Cabe preguntarse en qué lugar de la escala del halconómetro se encuentra Mario Marcel.
Tradicionalmente, al decir de uno de estos consejeros, el rol de la Reserva Federal (Fed) siempre fue el del aguafiestas. Su misión era la de quitar la champaña justo cuando la fiesta estaba por agarrar vuelo. Hablando en “técnico”, cuando la economía se acercaba al pleno empleo y se “recalentaba”, los precios minoristas subían y la única receta para controlarlos era aumentar las tasas de interés o reducir el nivel de circulante.
El responsable de esta narrativa fue Milton Friedman y se llegó a conocer como la visión “aceleracionista” del empleo. Por encima de un cierto nivel, todo incremento en los puestos de trabajo sería perjudicial y se trasladaría a inflación. Los datos de la época validaban la hipótesis.
Así la Reserva Federal se transformó en un Terminator de inflación. En septiembre de 1981 elevó la tasa de interés a un insólito 14 %. Los años posteriores vieron dispararse el número de personas sin empleo, de industrias cerradas y barrios céntricos sumidos en la decadencia y el consumo de crack. Las consecuencias para América Latina fueron también devastadoras. Pero era un problema transitorio, dijeron los halcones.
A partir de la segunda mitad de los 90, sin embargo, sucedió algo extraño. Las fuerzas de la gentrificación comenzaron a recuperar los barrios de la pobreza para entregárselos al mercado inmobiliario; la revolución tecnológica tomó pista para despegar y las innovaciones financieras lograron crear dinero de la nada simplemente empaquetando deudas a granel y revendiéndolas como capital en trocitos: valores basados en hipotecas, swaps de impago crediticio y una larga lista.
El desempleo comenzó a bajar… y bajar y en Estados Unidos perforó el piso del 4% sin generar inflación. La hipótesis “aceleracionista” de Milton Friedman había quedado suspendida, cuando no desahuciada. A partir de la crisis asiática, cada sucesiva crisis financiera generaba en la Reserva Federal una respuesta más generosa en términos de abundante liquidez y bajas tasas de interés.
Cuando los halcones amenazaban con quitar esta liquidez, las palomas batían sus alas en señal de reclamo. Hasta Donald Trump exigió del organismo una mirada bondadosa con el empleo.
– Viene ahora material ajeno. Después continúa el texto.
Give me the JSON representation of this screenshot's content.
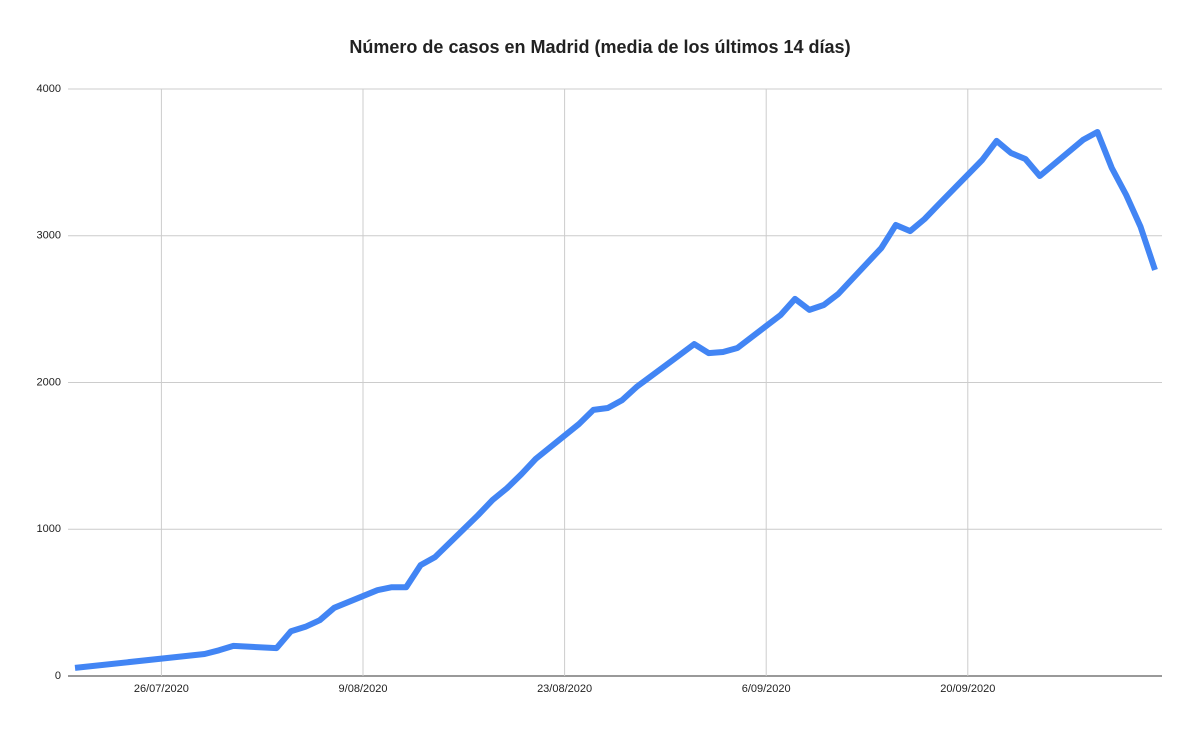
{
  "chart_data": {
    "type": "line",
    "title": "Número de casos en Madrid (media de los últimos 14 días)",
    "x": [
      "20/07/2020",
      "29/07/2020",
      "30/07/2020",
      "31/07/2020",
      "3/08/2020",
      "4/08/2020",
      "5/08/2020",
      "6/08/2020",
      "7/08/2020",
      "10/08/2020",
      "11/08/2020",
      "12/08/2020",
      "13/08/2020",
      "14/08/2020",
      "17/08/2020",
      "18/08/2020",
      "19/08/2020",
      "20/08/2020",
      "21/08/2020",
      "24/08/2020",
      "25/08/2020",
      "26/08/2020",
      "27/08/2020",
      "28/08/2020",
      "31/08/2020",
      "1/09/2020",
      "2/09/2020",
      "3/09/2020",
      "4/09/2020",
      "7/09/2020",
      "8/09/2020",
      "9/09/2020",
      "10/09/2020",
      "11/09/2020",
      "14/09/2020",
      "15/09/2020",
      "16/09/2020",
      "17/09/2020",
      "18/09/2020",
      "21/09/2020",
      "22/09/2020",
      "23/09/2020",
      "24/09/2020",
      "25/09/2020",
      "28/09/2020",
      "29/09/2020",
      "30/09/2020",
      "1/10/2020",
      "2/10/2020",
      "3/10/2020"
    ],
    "series": [
      {
        "color": "#4285f4",
        "values": [
          55,
          150,
          175,
          205,
          190,
          305,
          335,
          380,
          465,
          585,
          605,
          605,
          756,
          810,
          1097,
          1200,
          1280,
          1375,
          1480,
          1717,
          1813,
          1826,
          1880,
          1970,
          2188,
          2262,
          2200,
          2208,
          2235,
          2460,
          2570,
          2495,
          2528,
          2603,
          2917,
          3073,
          3032,
          3114,
          3216,
          3516,
          3646,
          3564,
          3523,
          3407,
          3653,
          3707,
          3462,
          3278,
          3060,
          2767
        ]
      }
    ],
    "xlim": [
      "20/07/2020",
      "3/10/2020"
    ],
    "xticks": [
      "26/07/2020",
      "9/08/2020",
      "23/08/2020",
      "6/09/2020",
      "20/09/2020"
    ],
    "ylim": [
      0,
      4000
    ],
    "yticks": [
      0,
      1000,
      2000,
      3000,
      4000
    ],
    "grid": true
  }
}
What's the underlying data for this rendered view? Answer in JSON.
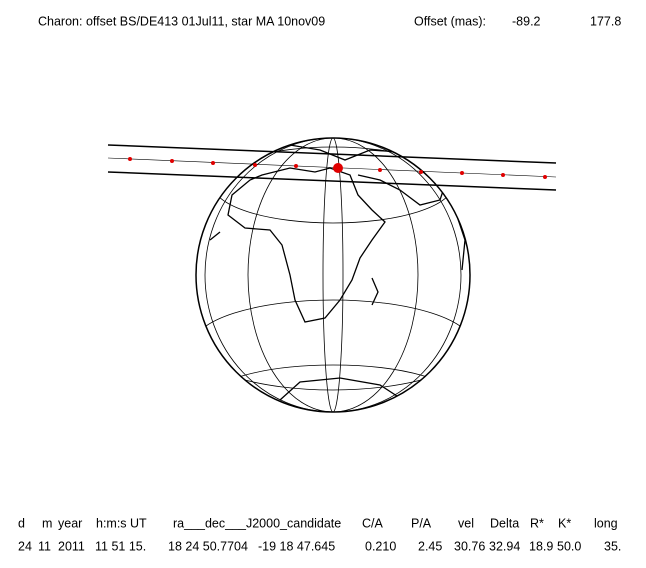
{
  "header": {
    "title": "Charon: offset BS/DE413 01Jul11, star MA 10nov09",
    "offset_label": "Offset (mas):",
    "offset_values": [
      "-89.2",
      "177.8"
    ]
  },
  "table": {
    "columns": [
      "d",
      "m",
      "year",
      "h:m:s UT",
      "ra___dec___J2000_candidate",
      "C/A",
      "P/A",
      "vel",
      "Delta",
      "R*",
      "K*",
      "long"
    ],
    "rows": [
      [
        "24",
        "11",
        "2011",
        "11 51 15.",
        "18 24 50.7704",
        "-19 18 47.645",
        "0.210",
        "2.45",
        "30.76",
        "32.94",
        "18.9",
        "50.0",
        "35."
      ]
    ]
  }
}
Hoy la lista de palomas incluye, por ejemplo, a economistas como Mary C, Daly, la gobernadora del Fed de San Francisco. Una mujer soltera, nacida en una familia modesta del Misuri rural, sin educación secundaria completa y que debió rendir exámenes por correo para poder proseguir sus estudios. Daly suele reunirse con sindicatos, trabajadores del retail y pequeños empresarios antes que con la banca de inversiones. Algo impensable en el marco ideológico (y supuestamente técnico) en el que se mueven el Banco Central de Chile y sus consejeros.
El cóndor no perdona
Pasarán quizá generaciones antes de que el Banco Central de Chile incorpore en sus filas a alguien como Mary C. Daly. Por el contrario, sus ex consejeros suelen incorporarse rápidamente a Sanhattan (el lugar de donde provienen) o a la campaña de José Antonio Kast.
Cabe recordar que el escudo del Banco Central es un cóndor y sus consejeros son por definición halcones. Que algunos hayan sido palomas, como en su tiempo lo fue Marcel, se suele perdonar. Ahora bien, no debiera sorprender que las palomas de Cieplan sacaran picos y garras. Era lo esperable en un progresismo que se alejó de lo social y en un Banco Central cuyo principal público objetivo son las mesas de dinero.
Cabe preguntarse en qué lugar de la escala del halconómetro se encuentra Mario Marcel.
Un banco central centrado únicamente en controlar los precios vía tasas de interés es un poderoso mecanismo alimentador de la desigualdad social.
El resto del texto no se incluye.